Evaluating large language models for accuracy incentivizes hallucinations

Abstract: Large language models sometimes produce confident, plausible falsehoods (“hallucinations”), limiting their reliability. Prior work has offered numerous explanations and effective mitigations, such as retrieval and tool use, consistency-based self-verification, and reinforcement learning from human feedback. Nonetheless, the problem persists even in state-of-the-art language models. Here we show how next-word prediction and accuracy-based evaluations inadvertently reward unwarranted guessing.

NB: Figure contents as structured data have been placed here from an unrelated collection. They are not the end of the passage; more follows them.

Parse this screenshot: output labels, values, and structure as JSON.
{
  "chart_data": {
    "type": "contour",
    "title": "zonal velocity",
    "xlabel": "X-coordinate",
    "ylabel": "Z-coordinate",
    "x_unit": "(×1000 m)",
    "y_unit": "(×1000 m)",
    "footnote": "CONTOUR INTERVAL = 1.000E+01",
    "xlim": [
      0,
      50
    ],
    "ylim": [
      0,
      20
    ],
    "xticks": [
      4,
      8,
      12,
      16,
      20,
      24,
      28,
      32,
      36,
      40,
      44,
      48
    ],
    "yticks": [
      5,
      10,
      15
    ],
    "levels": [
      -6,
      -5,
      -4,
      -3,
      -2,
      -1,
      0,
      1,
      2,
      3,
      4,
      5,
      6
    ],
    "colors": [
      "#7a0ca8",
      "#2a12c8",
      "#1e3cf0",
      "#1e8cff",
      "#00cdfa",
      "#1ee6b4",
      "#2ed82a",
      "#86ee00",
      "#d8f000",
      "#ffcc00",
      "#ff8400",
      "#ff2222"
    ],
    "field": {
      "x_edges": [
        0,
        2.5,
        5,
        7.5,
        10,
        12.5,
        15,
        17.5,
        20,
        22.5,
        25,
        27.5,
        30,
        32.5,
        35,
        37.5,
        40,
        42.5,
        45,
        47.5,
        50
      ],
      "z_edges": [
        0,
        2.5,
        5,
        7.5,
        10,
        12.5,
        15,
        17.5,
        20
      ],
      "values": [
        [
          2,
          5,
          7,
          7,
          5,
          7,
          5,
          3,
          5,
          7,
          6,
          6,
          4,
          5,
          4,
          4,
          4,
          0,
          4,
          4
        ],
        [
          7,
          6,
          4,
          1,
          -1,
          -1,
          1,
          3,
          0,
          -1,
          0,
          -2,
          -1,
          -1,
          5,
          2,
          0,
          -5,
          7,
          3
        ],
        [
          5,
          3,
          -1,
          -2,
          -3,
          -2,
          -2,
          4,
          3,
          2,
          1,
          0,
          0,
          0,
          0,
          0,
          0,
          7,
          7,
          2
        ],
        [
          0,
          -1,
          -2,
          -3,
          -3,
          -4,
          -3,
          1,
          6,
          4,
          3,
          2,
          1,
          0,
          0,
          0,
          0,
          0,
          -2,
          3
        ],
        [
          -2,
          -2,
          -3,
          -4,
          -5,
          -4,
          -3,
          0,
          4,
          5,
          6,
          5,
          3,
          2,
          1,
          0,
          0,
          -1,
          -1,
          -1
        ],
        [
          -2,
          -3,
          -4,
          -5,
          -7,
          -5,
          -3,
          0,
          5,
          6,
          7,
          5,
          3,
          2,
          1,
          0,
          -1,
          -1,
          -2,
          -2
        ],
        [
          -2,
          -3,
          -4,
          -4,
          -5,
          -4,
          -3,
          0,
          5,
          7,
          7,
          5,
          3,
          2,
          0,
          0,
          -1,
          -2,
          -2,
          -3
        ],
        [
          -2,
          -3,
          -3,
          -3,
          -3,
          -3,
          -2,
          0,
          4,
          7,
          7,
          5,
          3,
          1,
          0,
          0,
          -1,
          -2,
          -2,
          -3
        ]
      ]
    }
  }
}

Initially, next-word pretraining creates statistical pressure toward hallucination even with idealized error-free data: using learning theory, we show that facts lacking repeated support in training data, such as one-off details, yield unavoidable errors, while recurring regularities, such as grammar, do not. Subsequent training stages aim to correct such errors. However, dominant headline metrics like accuracy systematically reward guessing over admitting uncertainty. To align incentives, we suggest two additions to the classic approach of adding error penalties to evaluations to control abstention. First, we propose “open-rubric” evaluations that explicitly state how errors are penalized, if at all, which test whether a model modulates its abstentions to stated stakes while optimizing accuracy. Second, since hallucination-specific benchmarks rarely make leaderboards, we suggest using open-rubric variants of existing evaluations to reverse their guessing incentives. Reframing hallucination as an incentive problem opens a practical path toward more reliable language models.

Joint work with: Santosh Vempala, Ofir Nachum, and Edwin Zhang.

Bio: Adam Tauman Kalai is a Research Scientist at OpenAI whose work spans AI safety and ethics, algorithms, fairness, AI theory, game theory, and crowdsourcing. He earned his BA from Harvard University and his PhD from Carnegie Mellon University, and has held research positions across academia and industry, including at MIT, TTIC, Georgia Tech, and Microsoft Research New England. His work has received numerous honors, including the Majulook Prize.

Additional keynote speakers may be announced as the program is finalized.